About the Issue
Sometimes a small idea has big implications. Consider America’s resolute commitment to remaining an “English only” nation. It turns out that our attitudes about language reflect much bigger concerns: that language is a metaphor for the barriers that come between neighbors, be they across the street or around the world.
Our idea in making Speaking in Tongues was to showcase a world where these communication barriers are being addressed. An African-American boy from public housing learns to read, write, and speak Mandarin. A Mexican-American boy, whose parents are not literate in any language, develops professional-level Spanish while mastering English. A Chinese-American girl regains her grandparents’ mother tongue—a language her parents lost through assimilation. A Caucasian teen travels to Beijing to stay with a Mandarin speaking host family. Their stories reveal the promise of a multilingual America. Each kid’s world opens up when they start learning two languages on the first day of kindergarten; each is developing both bicultural and bilingual fluency.
Support for this idea comes from an odd cross section of America. Business leaders point to a “flattening” world, seeking workers with multilingual skills like those displayed by many from rising nations; the Department of Defense pours hundreds of millions of dollars into teaching languages deemed “strategic” to national security (today Mandarin, Arabic, Russian. Tomorrow, Hindi? Portuguese? Malay?) And many educators tout the improved test scores of bilingual children—whether they speak English as a first language or not. Why then, is bilingualism not de rigeur in the U.S. as it is in most nations?
Many Americans have a different perspective. We are becoming a modern-day Babel, detractors warn; our national identity is at risk. Witness Nashville’s recent vote aimed at making English the city’s “official language,” something 31 states have already voted to do. New York City, in turn, felt the hostility last year when street demonstrations erupted over the opening of an Arabic immersion public school named after Khalil Gibran, the Lebanese Christian writer who once lived in New York. Even liberal Palo Alto, California, had a hard time allowing a Mandarin immersion program to open. Some said there was fear it would attract too many Chinese to the neighborhood. Attitudes toward bilingualism can be a mask for complicated fears that are hard to talk about: the impact of new immigrants, and global competition, to name two hot button issues. But in our diverse country, in our increasingly international world, is knowing English enough?
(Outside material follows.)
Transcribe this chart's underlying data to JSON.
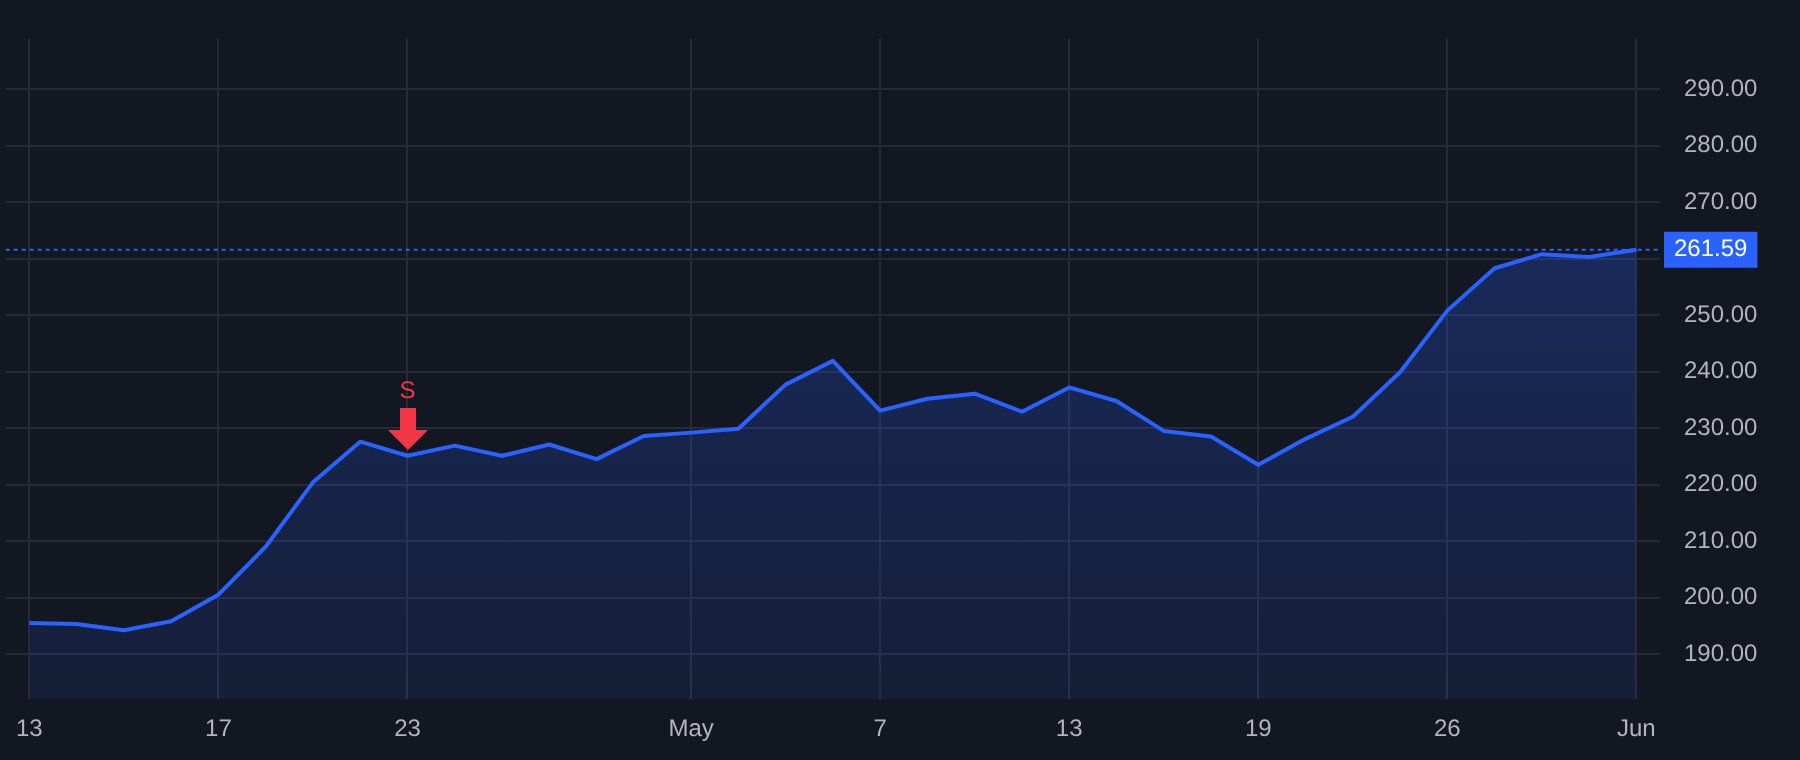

The ensemble cast of Speaking in Tongues answers on camera. As their educational adventure unfolds, we witness how learning a second language transforms their sense of self, their families, and their communities. In a time of globalization and changing demographics, bilingualism offers these kids more than an opportunity to join the global job market. They connect with their grandparents, they communicate with their immigrant friends, they travel comfortably abroad. They are becoming global citizens.
We’ve witnessed this transformation in our own home. Our sons are in their fourth and eighth year in a public school Chinese immersion program. They cause a stir when they order in accent-less Chinese at local restaurants. But they also have translated for a confused Chinese speaker lost at the doctor, visited shut-in Chinese speaking elders, felt at home in a traditional Chinese home, and very important for us, helped us understand our film footage. When spoken to by a native speaker, they don’t pause to translate; they think in Chinese, having learned it like a baby, by hearing it spoken around them. Their experience prompts the telling of these small stories that in turn provoke one of the most compelling questions of our day: what do we as a nation need to know in the 21st century?